What modern research increasingly suggests is that the real question may not simply be whether we eat breakfast, but rather:
- What foods do we choose
- How those foods influence blood sugar and satiety
- How eating patterns support overall metabolic health
National Breakfast Day may be a fun celebration of morning meals. But it also reminds us that many of the nutrition messages we grew up with were shaped much more by history and marketing than they were by science.
New Research: Eggs, Fasting, and Metabolic Health
Building on this growing interest in meal timing and food quality, researchers at The Noakes Foundation are currently exploring how different foods influence metabolic responses following an overnight fast. The study is examining how foods such as eggs compare with other low-carbohydrate foods in their effects on blood glucose, satiety, and metabolic markers when consumed as the first meal of the day. By measuring changes in blood sugar, blood pressure, inflammation, body weight, and waist circumference over time, the research aims to better understand how simple dietary shifts may influence metabolic health in real-world settings. This work forms part of a broader effort to generate locally relevant nutrition evidence in a South African context, where rates of diabetes and metabolic disease continue to rise.
Individuals interested in learning more about the study or participating in future research are welcome to get in touch. For more information, please contact Karen Heath at The Noakes Foundation at: karen@thenoakesfoundation.org.
References
Betts JA, Chowdhury EA, Gonzalez JT, Richardson JD, Tsintzas K, Thompson D. Is breakfast the most important meal of the day? Proc Nutr Soc. 2016 Nov;75(4):464-474. doi: 10.1017/S0029665116000318. Epub 2016 Jun 13. PMID: 27292940.
Sievert K, Hussain SM, Page MJ, Wang Y, Hughes HJ, Malek M, Cicuttini FM. Effect of breakfast on weight and energy intake: systematic review and meta-analysis of randomised controlled trials. BMJ. 2019 Jan 30;364:l42. doi: 10.1136/bmj.l42. PMID: 30700403; PMCID: PMC6352874.

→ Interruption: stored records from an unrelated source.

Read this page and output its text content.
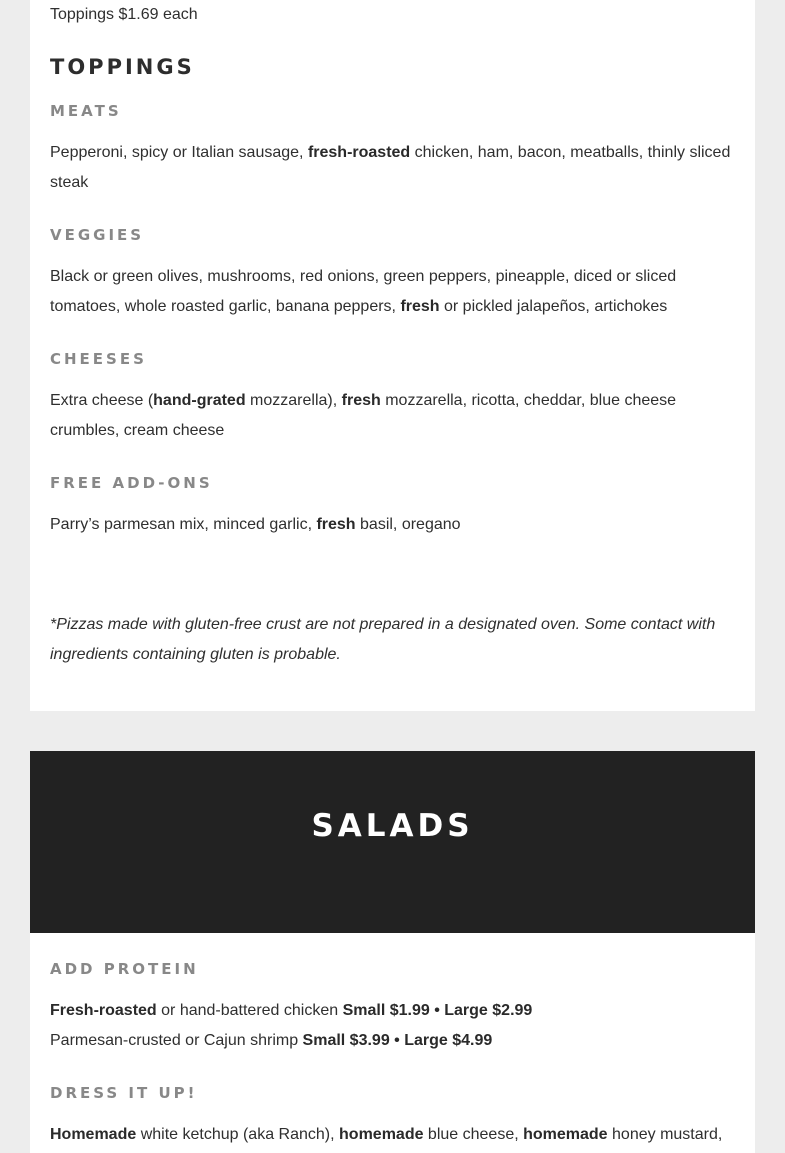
Toppings $1.69 each
TOPPINGS
MEATS
Pepperoni, spicy or Italian sausage, fresh-roasted chicken, ham, bacon, meatballs, thinly sliced steak
VEGGIES
Black or green olives, mushrooms, red onions, green peppers, pineapple, diced or sliced tomatoes, whole roasted garlic, banana peppers, fresh or pickled jalapeños, artichokes
CHEESES
Extra cheese (hand-grated mozzarella), fresh mozzarella, ricotta, cheddar, blue cheese crumbles, cream cheese
FREE ADD-ONS
Parry’s parmesan mix, minced garlic, fresh basil, oregano
*Pizzas made with gluten-free crust are not prepared in a designated oven. Some contact with ingredients containing gluten is probable.
SALADS
ADD PROTEIN
Fresh-roasted or hand-battered chicken Small $1.99 • Large $2.99
Parmesan-crusted or Cajun shrimp Small $3.99 • Large $4.99
DRESS IT UP!
Homemade white ketchup (aka Ranch), homemade blue cheese, homemade honey mustard,
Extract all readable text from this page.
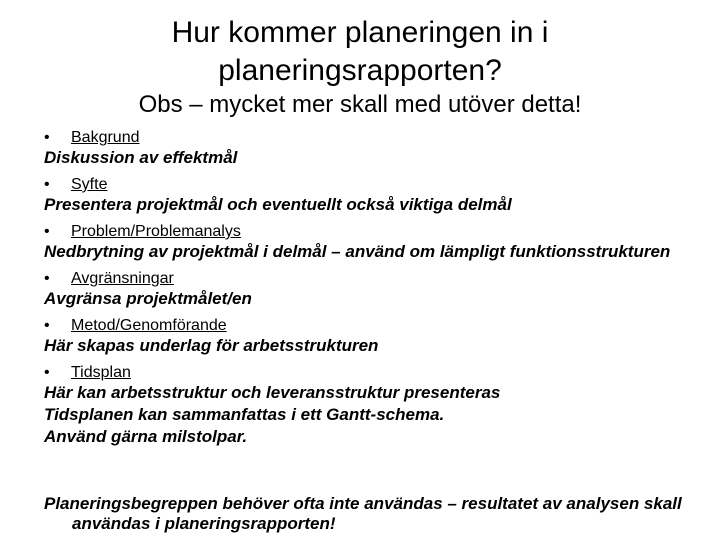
Hur kommer planeringen in i
planeringsrapporten?
Obs – mycket mer skall med utöver detta!
• Bakgrund
Diskussion av effektmål
• Syfte
Presentera projektmål och eventuellt också viktiga delmål
• Problem/Problemanalys
Nedbrytning av projektmål i delmål – använd om lämpligt funktionsstrukturen
• Avgränsningar
Avgränsa projektmålet/en
• Metod/Genomförande
Här skapas underlag för arbetsstrukturen
• Tidsplan
Här kan arbetsstruktur och leveransstruktur presenteras
Tidsplanen kan sammanfattas i ett Gantt-schema.
Använd gärna milstolpar.
Planeringsbegreppen behöver ofta inte användas – resultatet av analysen skall användas i planeringsrapporten!
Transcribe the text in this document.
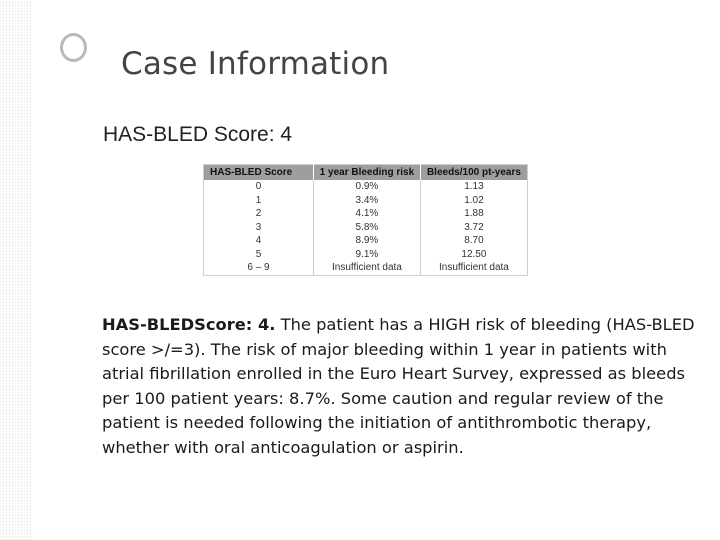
Case Information
HAS-BLED Score: 4
HAS-BLED Score	1 year Bleeding risk	Bleeds/100 pt-years
0	0.9%	1.13
1	3.4%	1.02
2	4.1%	1.88
3	5.8%	3.72
4	8.9%	8.70
5	9.1%	12.50
6 – 9	Insufficient data	Insufficient data
HAS-BLEDScore: 4. The patient has a HIGH risk of bleeding (HAS-BLED score >/=3). The risk of major bleeding within 1 year in patients with atrial fibrillation enrolled in the Euro Heart Survey, expressed as bleeds per 100 patient years: 8.7%. Some caution and regular review of the patient is needed following the initiation of antithrombotic therapy, whether with oral anticoagulation or aspirin.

Ricotti R, Caputo M, Monzani A, Pigni S, Antoniotti V, Bellone S, Prodam F. Breakfast Skipping, Weight, Cardiometabolic Risk, and Nutrition Quality in Children and Adolescents: A Systematic Review of Randomized Controlled and Intervention Longitudinal Trials. Nutrients. 2021 Sep 23;13(10):3331. doi: 10.3390/nu13103331. PMID: 34684332; PMCID: PMC8539462.
Jamshed H, Steger FL, Bryan DR, Richman JS, Warriner AH, Hanick CJ, Martin CK, Salvy SJ, Peterson CM. Effectiveness of Early Time-Restricted Eating for Weight Loss, Fat Loss, and Cardiometabolic Health in Adults With Obesity: A Randomized Clinical Trial. JAMA Intern Med. 2022 Sep 1;182(9):953-962. doi: 10.1001/jamainternmed.2022.3050. PMID: 35939311; PMCID: PMC9361187.
Ratliff J, Leite JO, de Ogburn R, Puglisi MJ, VanHeest J, Fernandez ML. Consuming eggs for breakfast influences plasma glucose and ghrelin, while reducing energy intake during the next 24 hours in adult men. Nutr Res. 2010 Feb;30(2):96-103. doi: 10.1016/j.nutres.2010.01.002. PMID: 20226994.
B Keogh J, M Clifton P. Energy Intake and Satiety Responses of Eggs for Breakfast in Overweight and Obese Adults-A Crossover Study. Int J Environ Res Public Health. 2020 Aug 3;17(15):5583. doi: 10.3390/ijerph17155583. PMID: 32756313; PMCID: PMC7432073.